County recreation on hold during COVID-19

By Samantha Lyles
Staff Writer
slyles@newsandpress.net

Due to COVID-19 concerns, many summer recreation mainstays are on indefinite hold, including baseball and softball, cheerleading camps, athletic skills camps, park barbecues and parties … the list goes on, and each addition makes this sunny season a bit sadder.
Though it may feel like this pandemic is going to last forever, there will come a day when kids suit up and play ball again, when the smell of grills and the sounds of parties grace our parks again, and local recreation personnel are working to ensure a smooth restart.
“Right now, we’re just trying to maintain what we have so that we can be prepared when it’s safe to start play again,” says Lee Andrews, director of Darlington County Parks, Recreation, and Tourism.

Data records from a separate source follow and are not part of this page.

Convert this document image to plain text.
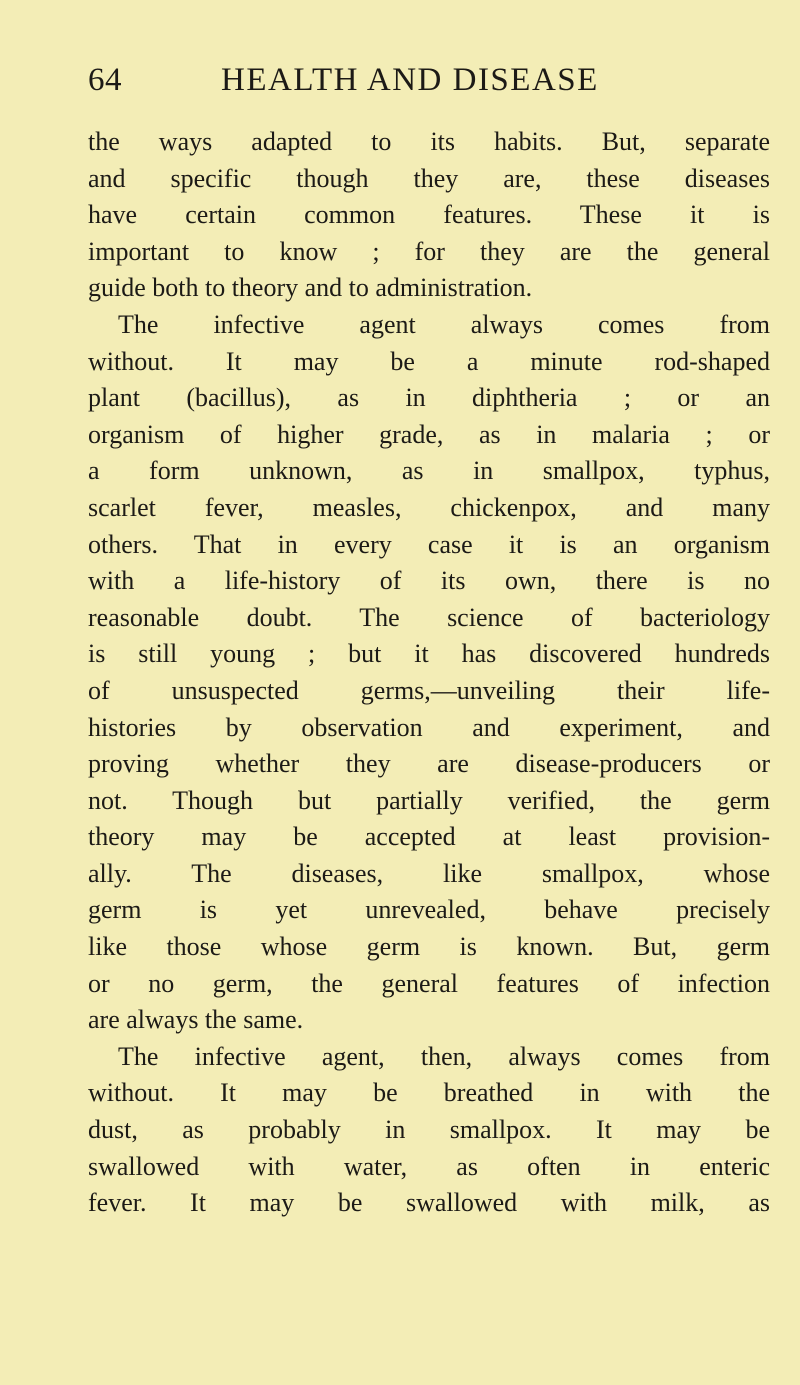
64	HEALTH AND DISEASE
the ways adapted to its habits. But, separate
and specific though they are, these diseases
have certain common features. These it is
important to know ; for they are the general
guide both to theory and to administration.
The infective agent always comes from
without. It may be a minute rod-shaped
plant (bacillus), as in diphtheria ; or an
organism of higher grade, as in malaria ; or
a form unknown, as in smallpox, typhus,
scarlet fever, measles, chickenpox, and many
others. That in every case it is an organism
with a life-history of its own, there is no
reasonable doubt. The science of bacteriology
is still young ; but it has discovered hundreds
of unsuspected germs,—unveiling their life-
histories by observation and experiment, and
proving whether they are disease-producers or
not. Though but partially verified, the germ
theory may be accepted at least provision-
ally. The diseases, like smallpox, whose
germ is yet unrevealed, behave precisely
like those whose germ is known. But, germ
or no germ, the general features of infection
are always the same.
The infective agent, then, always comes from
without. It may be breathed in with the
dust, as probably in smallpox. It may be
swallowed with water, as often in enteric
fever. It may be swallowed with milk, as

The list of facilities on that maintenance list includes seven baseball fields, including six at Blue Street and one at Bowen Manor, four public parks, two football fields at Virgil Wells Stadium and Welch Stadium, the Bill Cain Tennis Center and four playgrounds.
Workers are concentrating on cleaning and upkeep at those facilities in active use, such as parks and playgrounds. This means lots of grass cutting and weed-whacking to keep summer growth at bay, and daily sanitizing of playground equipment and high-touch areas like handrails and gate handles.
“At playgrounds like Carraway Park, Orange Street, Hampton Street and Bowen Manor, everything is sprayed down with disinfectant at least once a day, usually first thing in the morning,” Andrews says.
“That doesn’t mean you shouldn’t take your own precautions. We’re not requiring that you wear a mask, but you can do that. There could be two or three families playing there at the same time, so we ask that you use caution and use your best judgment with regards to social distancing.”
For now, A.W. Stanley Gym remains closed, due in part to a lack of manpower to run the facility, and in part because most gym activities were close contact sports like boxing and basketball.
“It is not safe for basketball at this moment, so we’re not doing any type of basketball,” Andrews says, noting that the Harmon Baldwin Gym is open for walkers looking to get their laps in, provided they socially distance and pass a temperature check upon entry.
Baseball, with its built-in social distancing, is another matter. The Blue Street ball fields are open on a first-come, first-served basis for pairs or small groups looking to do some drills or practice, with no appointment needed. Team practices will require a phone call to Andrews or Brantley Jett in Darlington, or Chris Weaver in Lamar, to schedule a practice.
Andrews says the adult in charge of any team practice must record the names and contact information of every individual present – players and parents – and take everyone’s temperature to minimize the chance of virus exposure.
“That’s just in case something does jump off, then we can contact everyone who was there and let them know they need to get tested,” Andrews says.
Other recreation plans include a new dog park to be built near the ball field beside Bowen Manor Apartments. This new park will receive similar daily cleaning attention to keep pet owners safe. Andrews says the dog park will feature a nearly 2-acre run and play equipment for our four-legged friends, and it should open as soon as Darlington County’s virus numbers stop spiking.
Lowering that marker – largely boosted by high numbers of new cases in Hartsville – is the key to getting county recreation started up again. Andrews shares that while a few parents have expressed impatience over disruptions of sports programs, most of those he’s spoken with agree that the risk is too high just now.
He adds that until Gov. Henry McMaster and state health authorities say it’s okay for young athletes to take the field, Darlington County recreation will remain in a holding pattern.
“We’re going to err on the side of caution anytime that a child’s safety comes into play,” says Andrews.